Summers run from April to September and these months are an ideal time to visit with maximum daytime temperatures rarely exceeding 30C. This is also the peak tourist season.
Winters run from October to March with daytime temperatures reaching a maximum of 15C. The heavy winter snowfalls make sightseeing tricky and road blockages are not uncommon but the surrounding winter snow scene is incredibly beautiful.
Security in Kashmir is extremely changeable; make sure to thoroughly check the situation before travelling. There is a continued military presence in the area and police checks are a regular occurrence.
Location & Travel:
Srinagar’s airport, Sheikh ul Alam Airport, is located approximately 33 km from the Dar-es-Salam. There are regular daily flights to and from Delhi, Mumbai and Jammu. Domestic airlines servicing Srinagar Airport include Go Air, IndiGo, Spice Jet and Jet Airways. Security is extremely tight flying to and from Srinagar so make sure to allow plenty of check-in time. Be aware that hand baggage is restricted.
The nearest major train station is Jammu Tawi in Jammu, 300km from Srinagar. Overnight trains run from Delhi to Jammu Tawi.
It is possible to drive to Srinagar in the summer but driving in winter is impossible, as many of the roads will be closed.

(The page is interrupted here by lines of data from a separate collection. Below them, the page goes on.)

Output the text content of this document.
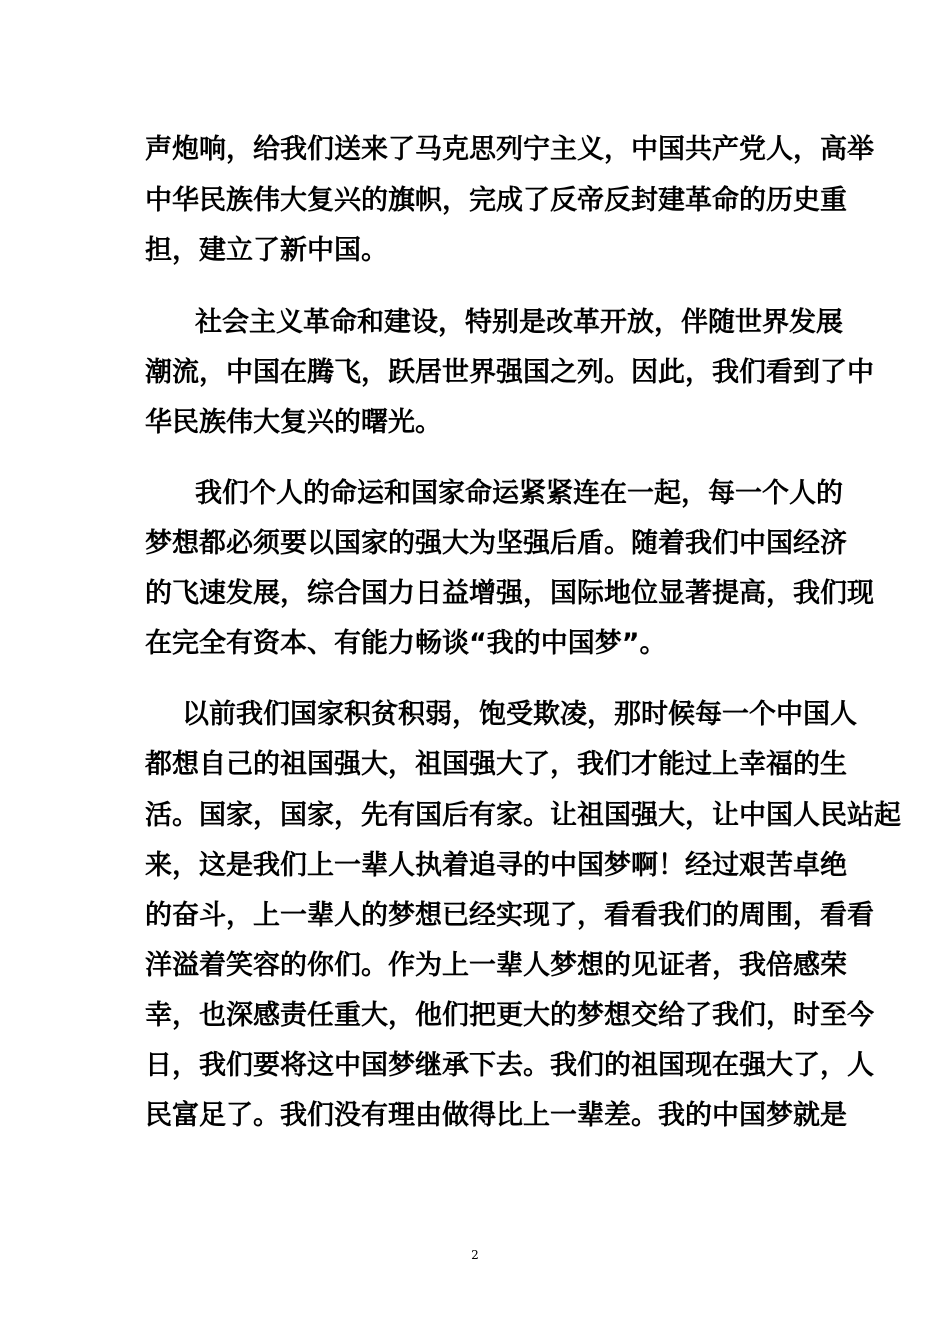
声炮响，给我们送来了马克思列宁主义，中国共产党人，高举
中华民族伟大复兴的旗帜，完成了反帝反封建革命的历史重
担，建立了新中国。
社会主义革命和建设，特别是改革开放，伴随世界发展
潮流，中国在腾飞，跃居世界强国之列。因此，我们看到了中
华民族伟大复兴的曙光。
我们个人的命运和国家命运紧紧连在一起，每一个人的
梦想都必须要以国家的强大为坚强后盾。随着我们中国经济
的飞速发展，综合国力日益增强，国际地位显著提高，我们现
在完全有资本、有能力畅谈“我的中国梦”。
以前我们国家积贫积弱，饱受欺凌，那时候每一个中国人
都想自己的祖国强大，祖国强大了，我们才能过上幸福的生
活。国家，国家，先有国后有家。让祖国强大，让中国人民站起
来，这是我们上一辈人执着追寻的中国梦啊！经过艰苦卓绝
的奋斗，上一辈人的梦想已经实现了，看看我们的周围，看看
洋溢着笑容的你们。作为上一辈人梦想的见证者，我倍感荣
幸，也深感责任重大，他们把更大的梦想交给了我们，时至今
日，我们要将这中国梦继承下去。我们的祖国现在强大了，人
民富足了。我们没有理由做得比上一辈差。我的中国梦就是
2
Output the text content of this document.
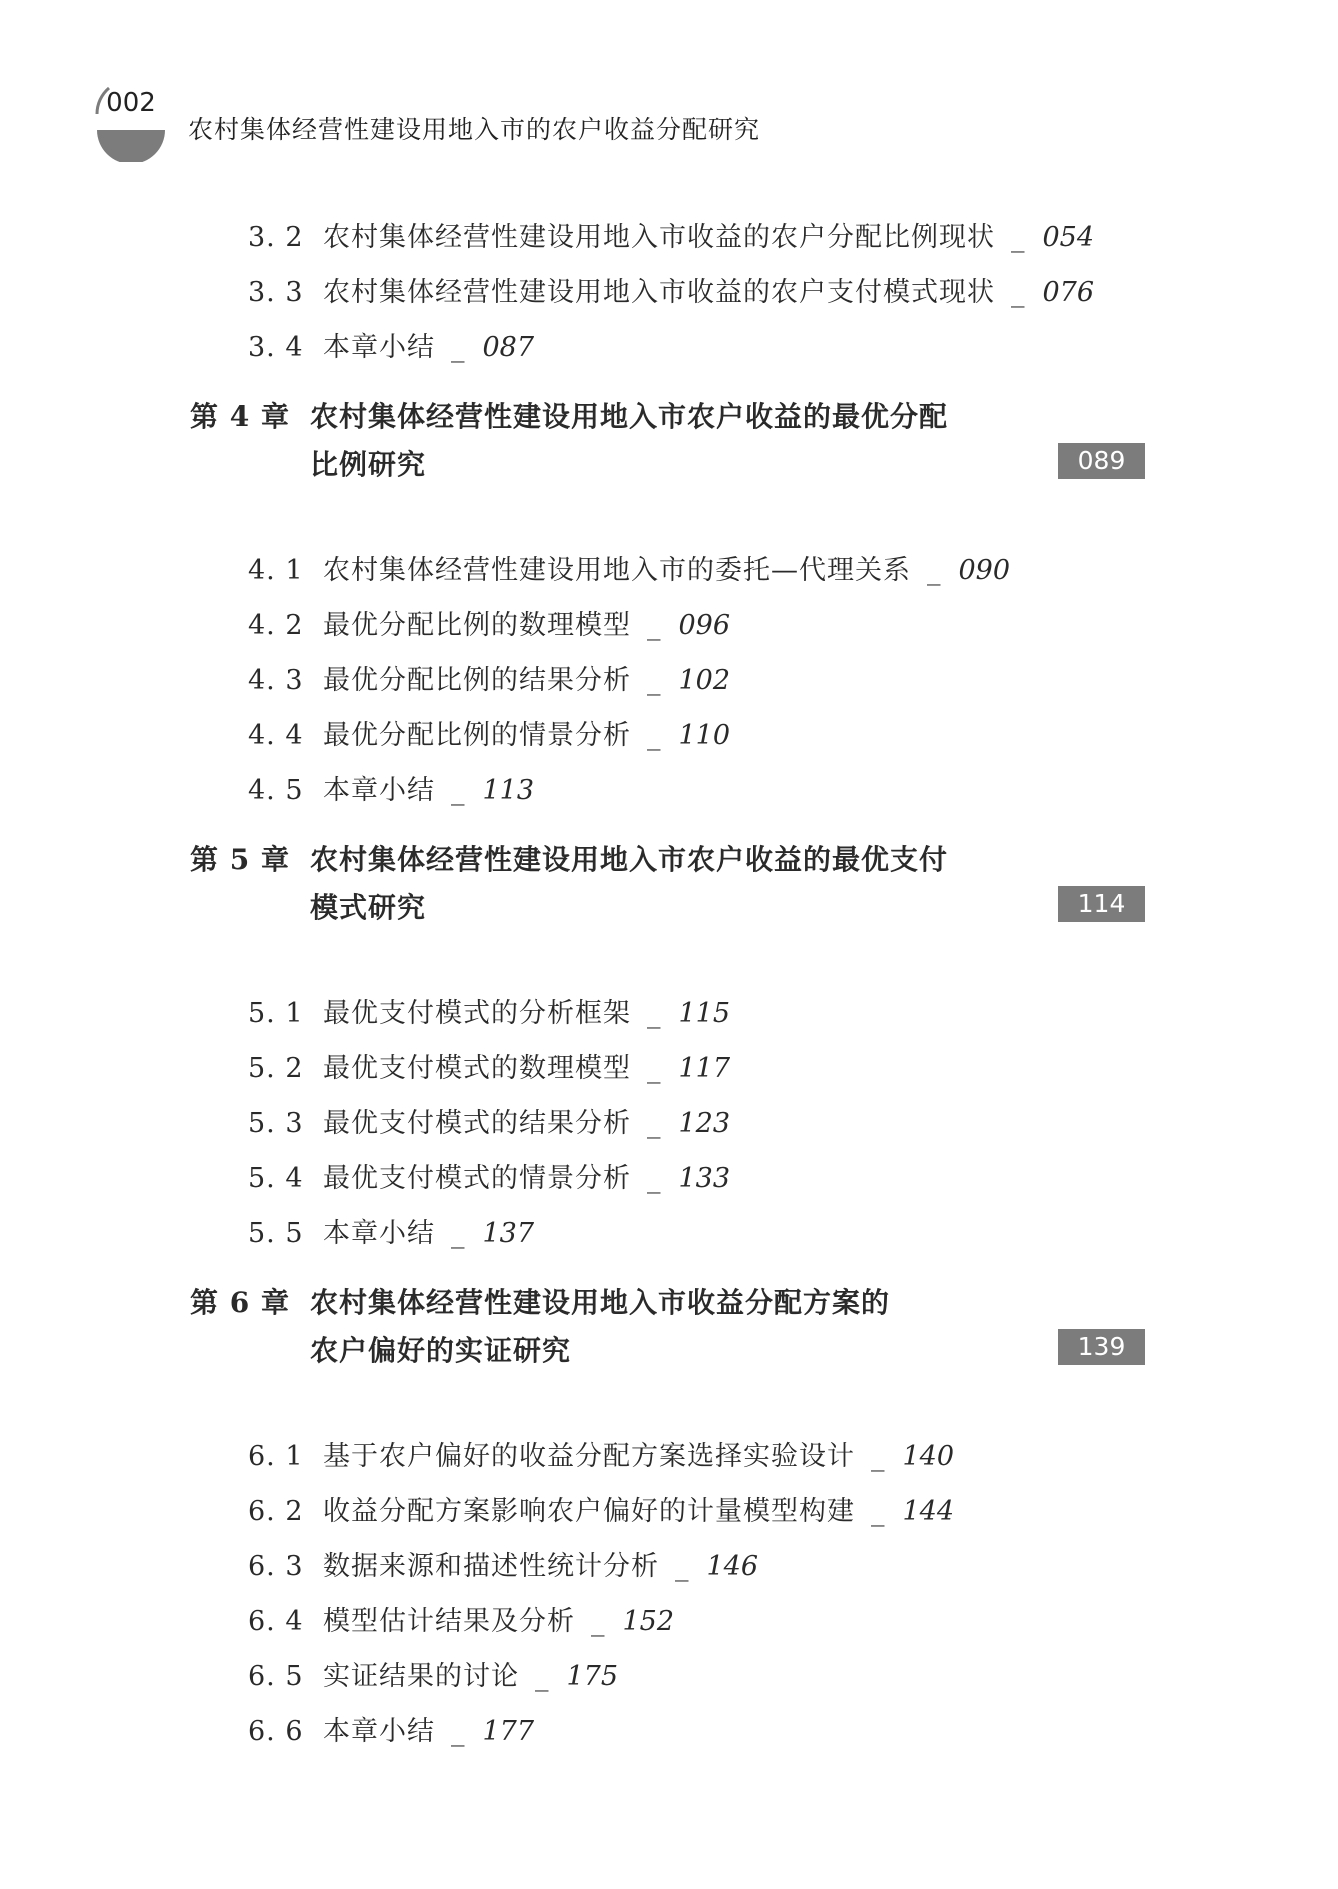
002
农村集体经营性建设用地入市的农户收益分配研究
3. 2 农村集体经营性建设用地入市收益的农户分配比例现状 _ 054
3. 3 农村集体经营性建设用地入市收益的农户支付模式现状 _ 076
3. 4 本章小结 _ 087
第 4 章 农村集体经营性建设用地入市农户收益的最优分配
比例研究	089
4. 1 农村集体经营性建设用地入市的委托—代理关系 _ 090
4. 2 最优分配比例的数理模型 _ 096
4. 3 最优分配比例的结果分析 _ 102
4. 4 最优分配比例的情景分析 _ 110
4. 5 本章小结 _ 113
第 5 章 农村集体经营性建设用地入市农户收益的最优支付
模式研究	114
5. 1 最优支付模式的分析框架 _ 115
5. 2 最优支付模式的数理模型 _ 117
5. 3 最优支付模式的结果分析 _ 123
5. 4 最优支付模式的情景分析 _ 133
5. 5 本章小结 _ 137
第 6 章 农村集体经营性建设用地入市收益分配方案的
农户偏好的实证研究	139
6. 1 基于农户偏好的收益分配方案选择实验设计 _ 140
6. 2 收益分配方案影响农户偏好的计量模型构建 _ 144
6. 3 数据来源和描述性统计分析 _ 146
6. 4 模型估计结果及分析 _ 152
6. 5 实证结果的讨论 _ 175
6. 6 本章小结 _ 177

There is a long history of conflict within the state of Jammu & Kashmir. Remember to consult your own government’s travel advisory for safety advice such as www.gov.uk/foreign-travel-advice/india
1) Bring plenty of warm clothing during the winter months including hats, scarves and waterproof boots or shoes. Make sure you bring warm gloves to avoid cold little hands.
2) Make sure to bring cash with you; there are plenty of ATMs in town but they don’t all work!
3) If you’re travelling with young children and / or babies then it’s worth brining all kiddie paraphernalia with you; nappies, formula, wet wipes and any necessary medications.